The Red Raiders have bludgeoned four straight opponents while the Jayhawks are without Lagerald Vick, who remains on a leave of absence — the senior guard had 13 points in that first meeting.
“I just remember we didn’t come out ready to play,” Texas Tech guard Matt Mooney said, “and it was kind of embarrassing. We definitely have that in the back of our minds going into this game.”
There are other high-profile games Saturday, including an ACC showdown between Florida State and North Carolina and a crucial SEC game between Tennessee and LSU. But none of those four teams is trying to continue the longest conference championship streak in NCAA history, which ups the ante not only on the Jayhawks but the other teams still in Big 12 title contention.

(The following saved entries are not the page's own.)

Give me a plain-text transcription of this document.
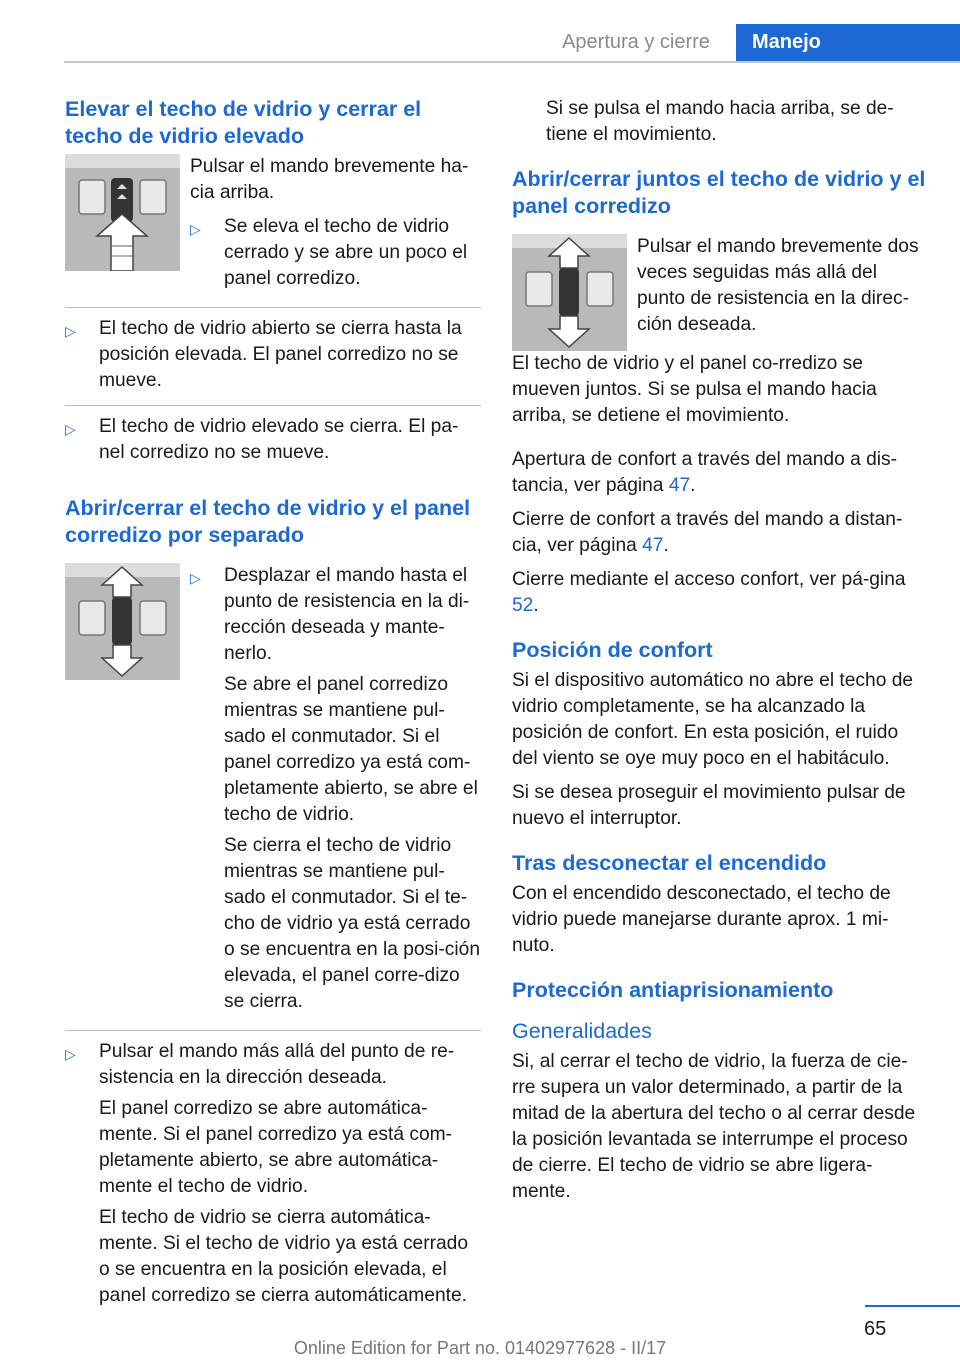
Apertura y cierre	Manejo
Elevar el techo de vidrio y cerrar el techo de vidrio elevado

Pulsar el mando brevemente ha-cia arriba.

▷	Se eleva el techo de vidrio cerrado y se abre un poco el panel corredizo.

▷	El techo de vidrio abierto se cierra hasta la posición elevada. El panel corredizo no se mueve.

▷	El techo de vidrio elevado se cierra. El pa-nel corredizo no se mueve.

Abrir/cerrar el techo de vidrio y el panel corredizo por separado
▷	Desplazar el mando hasta el punto de resistencia en la di-rección deseada y mante-nerlo.

Se abre el panel corredizo mientras se mantiene pul-sado el conmutador. Si el panel corredizo ya está com-pletamente abierto, se abre el techo de vidrio.

Se cierra el techo de vidrio mientras se mantiene pul-sado el conmutador. Si el te-cho de vidrio ya está cerrado o se encuentra en la posi-ción elevada, el panel corre-dizo se cierra.

▷	Pulsar el mando más allá del punto de re-sistencia en la dirección deseada.

El panel corredizo se abre automática-mente. Si el panel corredizo ya está com-pletamente abierto, se abre automática-mente el techo de vidrio.

El techo de vidrio se cierra automática-mente. Si el techo de vidrio ya está cerrado o se encuentra en la posición elevada, el panel corredizo se cierra automáticamente.

Si se pulsa el mando hacia arriba, se de-tiene el movimiento.

Abrir/cerrar juntos el techo de vidrio y el panel corredizo

Pulsar el mando brevemente dos veces seguidas más allá del punto de resistencia en la direc-ción deseada.

El techo de vidrio y el panel co-rredizo se mueven juntos. Si se pulsa el mando hacia arriba, se detiene el movimiento.

Apertura de confort a través del mando a dis-tancia, ver página 47.

Cierre de confort a través del mando a distan-cia, ver página 47.

Cierre mediante el acceso confort, ver pá-gina 52.

Posición de confort

Si el dispositivo automático no abre el techo de vidrio completamente, se ha alcanzado la posición de confort. En esta posición, el ruido del viento se oye muy poco en el habitáculo.

Si se desea proseguir el movimiento pulsar de nuevo el interruptor.

Tras desconectar el encendido

Con el encendido desconectado, el techo de vidrio puede manejarse durante aprox. 1 mi-nuto.

Protección antiaprisionamiento
Generalidades

Si, al cerrar el techo de vidrio, la fuerza de cie-rre supera un valor determinado, a partir de la mitad de la abertura del techo o al cerrar desde la posición levantada se interrumpe el proceso de cierre. El techo de vidrio se abre ligera-mente.

65
Online Edition for Part no. 01402977628 - II/17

Oklahoma State was the last team to win the league in 2004, though Kansas has shared the title a few times. But even that hasn’t occurred since 2013, when Kansas State matched the Jayhawks and the four freshmen currently in Self’s starting lineup were in middle school.
That wasn’t supposed to be the case, of course. The Jayhawks were supposed to have Vick in the starting lineup along with 7-footer Udoka Azubuike. But Vick’s absence combined with a season-ending injury to Azubuike has forced Self to adjust his entire team on the fly.
Gone are the twin-big sets and inside-outside actions.
In their place? Four guards, an up-and-down pace and a whole lot of 3-pointers.
“I sound like his agent,” Texas Tech coach Chris Beard said, “but Coach Self has done a great job of coaching this team. He’s basically changed the way they play. They’ve had roster changes with injury and a leave of absence and he’s, like, turned them into almost a different team.”
Some believe this may be Self’s greatest coaching performance, even though the ceiling for a rejiggered team that was the nation’s preseason No. 1 might be merely be another conference title.
“They’re really good,” Beard countered. “They have seven or eight players that are really good, and they have a Hall of Fame coach that has set them up.”
As effusive as Beard was in praising Self, his counterpart lavished the Texas Tech boss with just as much acclaim. Self marveled at the development of the Red Raiders’ Jarrett Culver, one of the league’s best players, and the way Beard has gotten Texas Tech to play defense.
Since losing at Kansas, the Red Raiders have beaten West Virginia, Oklahoma, Oklahoma State and Baylor by an average of 24 points. None of those opponents scored more than 61 points.
“It’s a huge game for both teams,” Self said. “It doesn’t necessarily put an exclamation point on where your season will finish based on the outcome, but it would certainly benefit the one greatly and put them in position to maybe play for something. It is certainly a huge game. … It’s going to be fun.”